Na minha interpretação, o tijolo representa as vidas despedaçadas, os fragmentos do que existia nos lugares por onde a enxurrada química passou. Fragmentos de natureza, de sociedade, de famílias e comunidades. O tijolo da casa da família que vivia do que produzia em seu sítio, da cabeça da boneca, evidência de que crianças viviam ali.
Futuro Analógico
Este single aborda outro tema que nos é caro. O aprofundamento cada vez maior no virtual e o uso constante das tecnologias digitais dentro das relações sociais.
O uso indiscriminado dos ambientes virtuais e dos dispositivos digitais tem nos levado ao adoecimento psíquico e emocional. Isso porque impõem à nossa psique e às nossas emoções, uma velocidade de funcionamento e desenvolvimentos que são incompatíveis com seu funcionamento natural.
O título do single, Futuro Analógico, analisado em conjunto com a arte de capa, aponta um questionamento acerca do que está porvir. Será a solução o retorno ao analógico afim de nos desacelerar, de nos colocar novamente no ritmo da vida biológica?
Temos na retomada da procura por aparelhos toca discos e os Lp´s e o K7, uma forma de retornar a uma forma analógica de se ouvir música. Mesmo que sirva ao interesses do capitalismo tardio, na medida em que cria um novo veio de mercado, ao mesmo tempo permite a apreciação musical num ritmo mais próximo àquele o qual nossa cognição e percepção podem acompanhar de forma tranquila.
Por falar e velocidade, encontramos nesta faixa um andamento mais rápido logo no primeiro tempo de sua execução. De acordo com meu entendimento sobre a música e seu tema, representa esses dois polos, o do analógico e o do digital/ virtual.

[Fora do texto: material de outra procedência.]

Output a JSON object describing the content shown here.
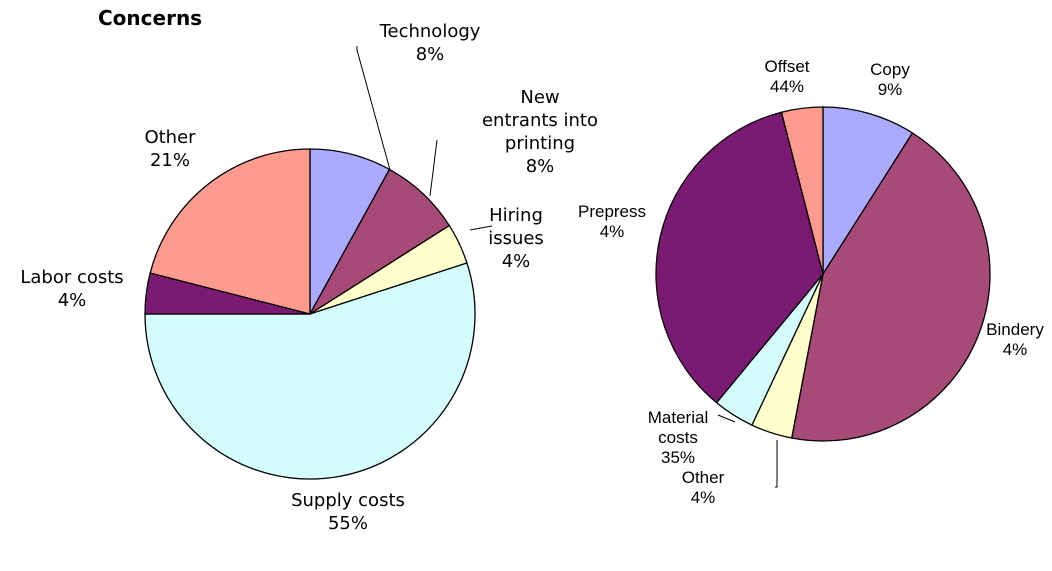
{
  "chart_data": [
    {
      "type": "pie",
      "title": "Concerns",
      "categories": [
        "Technology",
        "New entrants into printing",
        "Hiring issues",
        "Supply costs",
        "Labor costs",
        "Other"
      ],
      "values": [
        8,
        8,
        4,
        55,
        4,
        21
      ],
      "value_labels": [
        "8%",
        "8%",
        "4%",
        "55%",
        "4%",
        "21%"
      ],
      "colors": [
        "#aaaaff",
        "#a84a78",
        "#ffffcc",
        "#d4fcfc",
        "#7b1a72",
        "#ff9a8e"
      ]
    },
    {
      "type": "pie",
      "categories": [
        "Copy",
        "Offset",
        "Prepress",
        "Bindery",
        "Material costs",
        "Other"
      ],
      "values": [
        9,
        44,
        4,
        4,
        35,
        4
      ],
      "value_labels": [
        "9%",
        "44%",
        "4%",
        "4%",
        "35%",
        "4%"
      ],
      "colors": [
        "#aaaaff",
        "#a84a78",
        "#ffffcc",
        "#d4fcfc",
        "#7b1a72",
        "#ff9a8e"
      ]
    }
  ]
}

Esse início de andamento rápido reflete a alta velocidade que a vida parece se desdobrar quando estamos imersos no mundo virtual e usando os dispositivos digitais. Este andamento vai caindo ao longo da música, a meu ver indicando a desaceleração possível da vida ao se voltar na direção do analógico.
Stereoscópio
Chegamos ao terceiro lançamento da Monal em 2024. Sterioscópio, além da faixa que dá título ao single, possui uma segunda, Perdigoto.
O início de Sterioscópio é alucinante! Imediatamente, ao apertar o play, veio a imagem de uma perseguição. Ocorrendo num cenário futurista.
Quem sabe se trata da percepção adulterada por alguma substância pesada, fazendo a pessoa enxergar de forma distorcida o cenário no qual está inserida.
Nesse sentido seu início é angustiante, e perturbador. O ritmo frenético se mantém durante mais da metade da execução da faixa. Ele é suspenso quando entra uma espécie de interlúdio no qual o andamento cai vertiginosamente e há um momento de paz.
Contudo, essa paz dura pouco tempo e a paz é definitivamente engolida pela angústia!
Nosso passeio pelos lançamentos da Monal em 2024 se encerra com Perdigoto. Depois de sermos lançados numa espiral de angústia perturbadora, agora ganhamos um pouco mais de condições de respirar. Perdigoto tem andamento mais cadenciado.
Cadenciado não quer dizer menos pesado. Essa característica é a mesma da primeira à última faixa. Aqui temos riffs de guitarra mais acelerados e solos pontuais. Por isso mesmo, embora a música seja mais cadenciada, ela não deixa de ser mais agitada, Justamente por esses riffs de guitarra frenéticos e os solos pontuais.
Taí nosso role pelos lançamentos da Monal até aqui. Lembrando que a banda ainda não tem uma ano de vida. Eu, particularmente, fico imensamente feliz quando aparece uma banda interessada em fazer um rock barulhento e instrumental. Vida longa à Monal.